Share

England rugby legend explains exactly where Six Nations was lost against France

England surrendered the Six Nations crown to Ireland after a 22-16 defeat to France in Paris on Saturday ended their hopes of a third successive title.

Advertisement

Ireland are officially the champions following their thrilling victory over Scotland and France’s subsequent win over England in Paris. But you get nothing at the start of the game next week at Twickenham, you have to start all over again and win it and these players will try to do that.

“We did not learn quickly enough. Why?”

“Any team that is developing, as we are, goes through tough periods where the game does not love you”. That was disappointing. We have to understand discipline is hugely important at this level. Jacques Brunel called it out as a clear weakness, an area France had made a decision to target, just as Scotland did two weeks ago.

“The biggest problem of all was the huge penalty count against England: 16 in total”.

“I wanted the team to be close to the best during the tournament”, France coach Jacques Brunel said. There are some pretty exhausted bodies there, I think Scotland made 190 tackles and we made 135 – that suggests that there was a fair bit of collision stuff out there, and it was very hard work post-tackle as well.

“The form and approach of George Ford is the biggest worry of all and for the second game in a row he was substituted off and Owen Farrell moved to No 10”.

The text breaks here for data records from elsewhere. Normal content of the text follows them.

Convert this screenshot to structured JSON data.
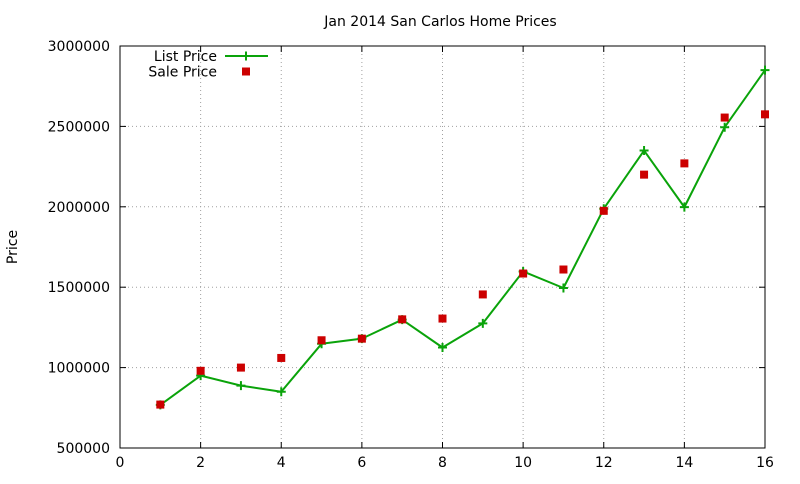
{
  "chart_data": {
    "type": "line",
    "title": "Jan 2014 San Carlos Home Prices",
    "xlabel": "",
    "ylabel": "Price",
    "xlim": [
      0,
      16
    ],
    "ylim": [
      500000,
      3000000
    ],
    "xticks": [
      0,
      2,
      4,
      6,
      8,
      10,
      12,
      14,
      16
    ],
    "yticks": [
      500000,
      1000000,
      1500000,
      2000000,
      2500000,
      3000000
    ],
    "grid": true,
    "legend_position": "top-left",
    "series": [
      {
        "name": "List Price",
        "style": "line-with-plus-markers",
        "color": "#0aa30a",
        "x": [
          1,
          2,
          3,
          4,
          5,
          6,
          7,
          8,
          9,
          10,
          11,
          12,
          13,
          14,
          15,
          16
        ],
        "values": [
          768000,
          950000,
          888000,
          850000,
          1148000,
          1180000,
          1298000,
          1125000,
          1275000,
          1598000,
          1495000,
          1988000,
          2350000,
          1998000,
          2495000,
          2850000
        ]
      },
      {
        "name": "Sale Price",
        "style": "square-markers",
        "color": "#cc0000",
        "x": [
          1,
          2,
          3,
          4,
          5,
          6,
          7,
          8,
          9,
          10,
          11,
          12,
          13,
          14,
          15,
          16
        ],
        "values": [
          770000,
          980000,
          1000000,
          1060000,
          1170000,
          1180000,
          1300000,
          1305000,
          1455000,
          1585000,
          1610000,
          1975000,
          2200000,
          2270000,
          2555000,
          2575000
        ]
      }
    ]
  }
}
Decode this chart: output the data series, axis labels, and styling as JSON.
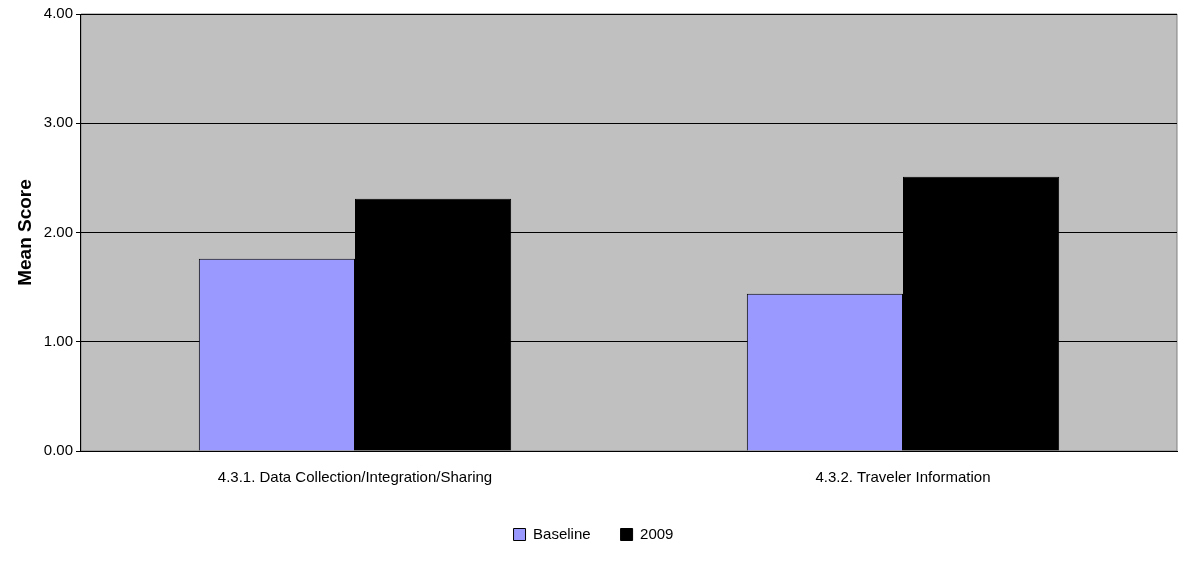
{
  "chart_data": {
    "type": "bar",
    "ylabel": "Mean Score",
    "categories": [
      "4.3.1. Data Collection/Integration/Sharing",
      "4.3.2. Traveler Information"
    ],
    "series": [
      {
        "name": "Baseline",
        "color": "#9999ff",
        "values": [
          1.76,
          1.44
        ]
      },
      {
        "name": "2009",
        "color": "#000000",
        "values": [
          2.31,
          2.51
        ]
      }
    ],
    "ylim": [
      0,
      4
    ],
    "yticks": [
      {
        "value": 0,
        "label": "0.00"
      },
      {
        "value": 1,
        "label": "1.00"
      },
      {
        "value": 2,
        "label": "2.00"
      },
      {
        "value": 3,
        "label": "3.00"
      },
      {
        "value": 4,
        "label": "4.00"
      }
    ],
    "grid": "y",
    "legend": "bottom"
  }
}
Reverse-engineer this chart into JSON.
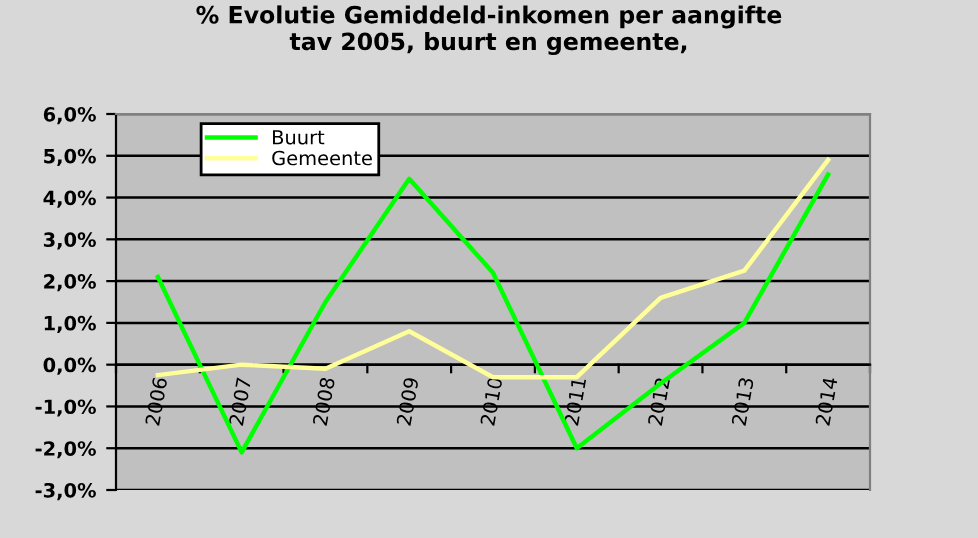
{
  "chart_data": {
    "type": "line",
    "title": "% Evolutie Gemiddeld-inkomen per aangifte\ntav 2005, buurt en gemeente,",
    "categories": [
      "2006",
      "2007",
      "2008",
      "2009",
      "2010",
      "2011",
      "2012",
      "2013",
      "2014"
    ],
    "series": [
      {
        "name": "Buurt",
        "color": "#00ff00",
        "values": [
          2.1,
          -2.1,
          1.5,
          4.45,
          2.2,
          -2.0,
          -0.45,
          1.0,
          4.55
        ]
      },
      {
        "name": "Gemeente",
        "color": "#ffff99",
        "values": [
          -0.25,
          0.0,
          -0.1,
          0.8,
          -0.3,
          -0.3,
          1.6,
          2.25,
          4.9
        ]
      }
    ],
    "ylim": [
      -3,
      6
    ],
    "yticks": [
      {
        "value": -3,
        "label": "-3,0%"
      },
      {
        "value": -2,
        "label": "-2,0%"
      },
      {
        "value": -1,
        "label": "-1,0%"
      },
      {
        "value": 0,
        "label": "0,0%"
      },
      {
        "value": 1,
        "label": "1,0%"
      },
      {
        "value": 2,
        "label": "2,0%"
      },
      {
        "value": 3,
        "label": "3,0%"
      },
      {
        "value": 4,
        "label": "4,0%"
      },
      {
        "value": 5,
        "label": "5,0%"
      },
      {
        "value": 6,
        "label": "6,0%"
      }
    ],
    "grid": "y",
    "legend": "top left",
    "marker": "none",
    "line_style": "solid"
  }
}
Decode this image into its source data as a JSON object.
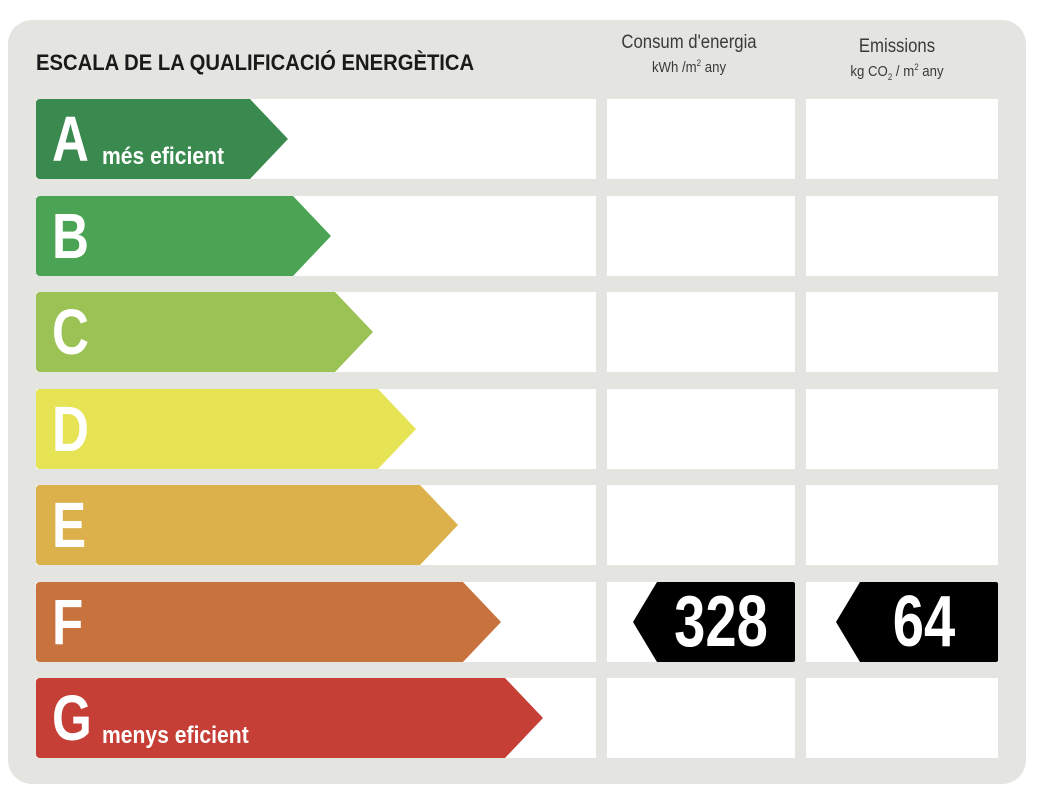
{
  "title": "ESCALA DE LA QUALIFICACIÓ ENERGÈTICA",
  "columns": {
    "energy": {
      "heading": "Consum d'energia",
      "unit_main": "kWh /m",
      "unit_exp": "2",
      "unit_tail": " any"
    },
    "emissions": {
      "heading": "Emissions",
      "unit_a": "kg CO",
      "unit_sub": "2",
      "unit_b": " / m",
      "unit_exp": "2",
      "unit_tail": " any"
    }
  },
  "classes": [
    {
      "letter": "A",
      "caption": "més eficient",
      "color": "#3a8a4f"
    },
    {
      "letter": "B",
      "caption": "",
      "color": "#4aa453"
    },
    {
      "letter": "C",
      "caption": "",
      "color": "#9bc255"
    },
    {
      "letter": "D",
      "caption": "",
      "color": "#e6e454"
    },
    {
      "letter": "E",
      "caption": "",
      "color": "#dcb14b"
    },
    {
      "letter": "F",
      "caption": "",
      "color": "#c8733d"
    },
    {
      "letter": "G",
      "caption": "menys eficient",
      "color": "#c53f37"
    }
  ],
  "rating": {
    "energy_class": "F",
    "energy_value": "328",
    "emissions_class": "F",
    "emissions_value": "64"
  }
}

On the negatives – England failed to commit men to the breakdown with sufficient numbers or speed in attack, leading to players becoming isolated and penalties or turnovers being conceded. Eddie Jones’s honeymoon is over, he is about to experience the other side of being the England coach.

Referee Jaco Peyper awarded a penalty try, sin-binned Watson, and France had rallied from 9-3 down.

The defence wasn’t as formidable as one would expect from Jones’ England, penalties were equally as rife in attempts to contest the French ruck as to win England’s own.

France also lost their first three line-outs as both sides struggled for any kind of ascendancy.

“Jonathan Joseph does a good job of presenting a particular picture but I don’t think, if you go into those wide channels, it’s as effective as the picture might appear”.

Machenaud eventually got France on the scoreboard with a 25th minute penalty, but Farrell responded nearly immediately.

England full-back Anthony Watson was shown a yellow card in the 49th minute for a high tackle on Benjamin Fall which denied the France wing a try-scoring opportunity.

Number eight Nathan Hughes was carried off the pitch with a leg injury and was replaced by Sam Simmonds as Machenaud converted his first penalty attempt, only for Farrell to restore a six-point advantage as France were penalised for collapsing a maul.

Advertisement

France had the last word in a frantic final five minutes, however, replacement Lionel Beauxis kicking a penalty to ensure Irish eyes were smiling.